We'd been keeping watch on a living room, or perhaps a den, but it had suddenly sprung to life as Pernicious Yoder III entered, followed by a young woman. It took me a moment to recognize Amy, the young teller, because this evening she was dressed casually in jeans and an Obama '08 sweatshirt. Her hair was pulled back in a ponytail that rode much too high--Okay, I didn't recognize her at all until I heard her name spoken.

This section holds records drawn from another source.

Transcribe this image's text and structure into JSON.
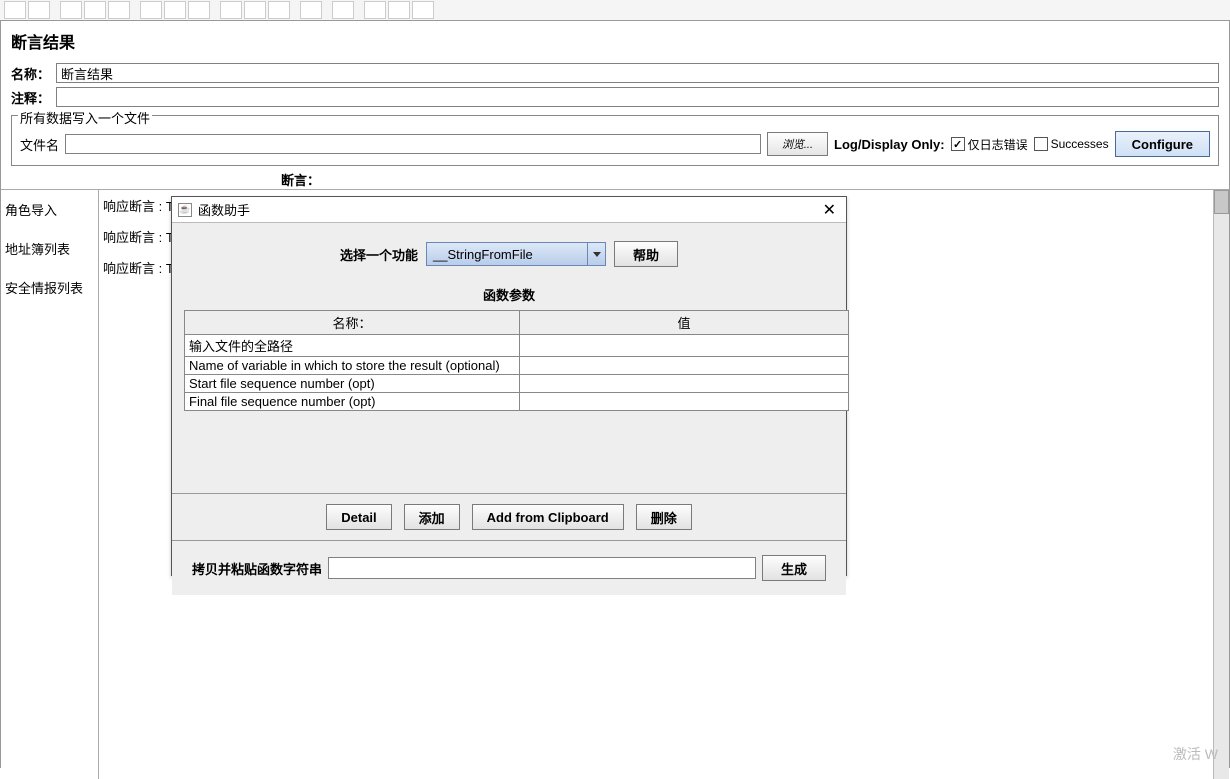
{
  "panel": {
    "title": "断言结果",
    "name_label": "名称：",
    "name_value": "断言结果",
    "comment_label": "注释：",
    "comment_value": ""
  },
  "fieldset": {
    "title": "所有数据写入一个文件",
    "filename_label": "文件名",
    "browse_label": "浏览...",
    "logdisplay_label": "Log/Display Only:",
    "errors_only_label": "仅日志错误",
    "errors_only_checked": "✓",
    "successes_label": "Successes",
    "successes_checked": "",
    "configure_label": "Configure"
  },
  "asserts": {
    "label": "断言：",
    "side_items": [
      "角色导入",
      "地址簿列表",
      "安全情报列表"
    ],
    "lines": [
      "响应断言 : Test failed: text expected not to contain /不正确/",
      "响应断言 : Tes",
      "响应断言 : Tes"
    ]
  },
  "dialog": {
    "title": "函数助手",
    "select_label": "选择一个功能",
    "select_value": "__StringFromFile",
    "help_label": "帮助",
    "param_title": "函数参数",
    "col_name": "名称：",
    "col_value": "值",
    "rows": [
      {
        "name": "输入文件的全路径",
        "value": ""
      },
      {
        "name": "Name of variable in which to store the result (optional)",
        "value": ""
      },
      {
        "name": "Start file sequence number (opt)",
        "value": ""
      },
      {
        "name": "Final file sequence number (opt)",
        "value": ""
      }
    ],
    "btn_detail": "Detail",
    "btn_add": "添加",
    "btn_clip": "Add from Clipboard",
    "btn_delete": "删除",
    "copy_label": "拷贝并粘贴函数字符串",
    "gen_label": "生成"
  },
  "watermark": "激活 W"
}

"Thanks for coming, Miss Neubrander," Pernicious said. "I know this is highly irregular, and just so you don't feel too uncomfortable, I want you to know that Mrs. Yoder is in her bedroom watching television."
"Yes, sir."
Pernicious gestured for her to sit, which she did, perching like a bird on the edge of a red- and-green-checked wingback chair. He, however, remained standing. He who looms has the most power, I mused.
"I suppose you're worried," he said, "that I might have some bad news for you. Especially given this economy--Fanny Mae, Freddy Mac--they sound like the Bobbsey Twins, heh, heh. Of course you're too young to remember those books--so am I, as a matter of fact, but I found a box of them in the attic at my grandparents' lake house when I was a boy. Forgive me. The older I get, the more I tend to ramble."
"That's ridiculous," I hissed under my breath. "That man's no older than I am."
"So old?" Agnes said, absolutely deadpan.
I elbowed her--gently, of course. "Shhh."
"The thing is," Pernicious continued to prattle, "I've come to regard you as a very valuable employee. Very valuable, indeed."
Amy smiled, but she didn't look happy. "Thank you, sir. I try my best."
"Yes, well, we at First Farmer's Bank like to reward our valuable employees, to let them know just how much we appreciate them. Therefore, it is my pleasure to inform you that you are being offered a promotion. Your new title will be Chief Assistant Clerk in Training and it comes with a salary increase of six percent."
Amy gasped softly, touching her bosom with her right hand.
"But, of course, Miss Neubrander, with a new pay grade come new responsibilities. You realize that, don't you?" Pernicious paused and peered at Amy like a heron about to pounce on a fish.
"Yes, sir. Uh--what sort of duties, sir? I am a Christian, you know."
Pernicious, who in my book is a wicked man, snickered. "It's not what you think, young lady. I told you that Mrs. Yoder is in the next room watching her favorite mind-numbing shows.
American Idol
--ha! What a load of crap. Those kids can't sing a note, if you ask me. Do you sing, Amy?"
"I'm in the church choir, sir--if that counts."
"Indeed, it does! Sing something for me, Amy."
"Here? Now?" The poor child looked like she was about to be executed, and had been asked to choose between hanging and lethal injection.
"No, a century from now on the moon. Of course here and now! Come on, let me hear something. Anything--one of your favorite hymns. Okay, I'll give you a minute to think about it. In the meantime, I have another favor to ask you."
Amy squirmed, pushing her way to the rear of the wingback. "Yes, sir."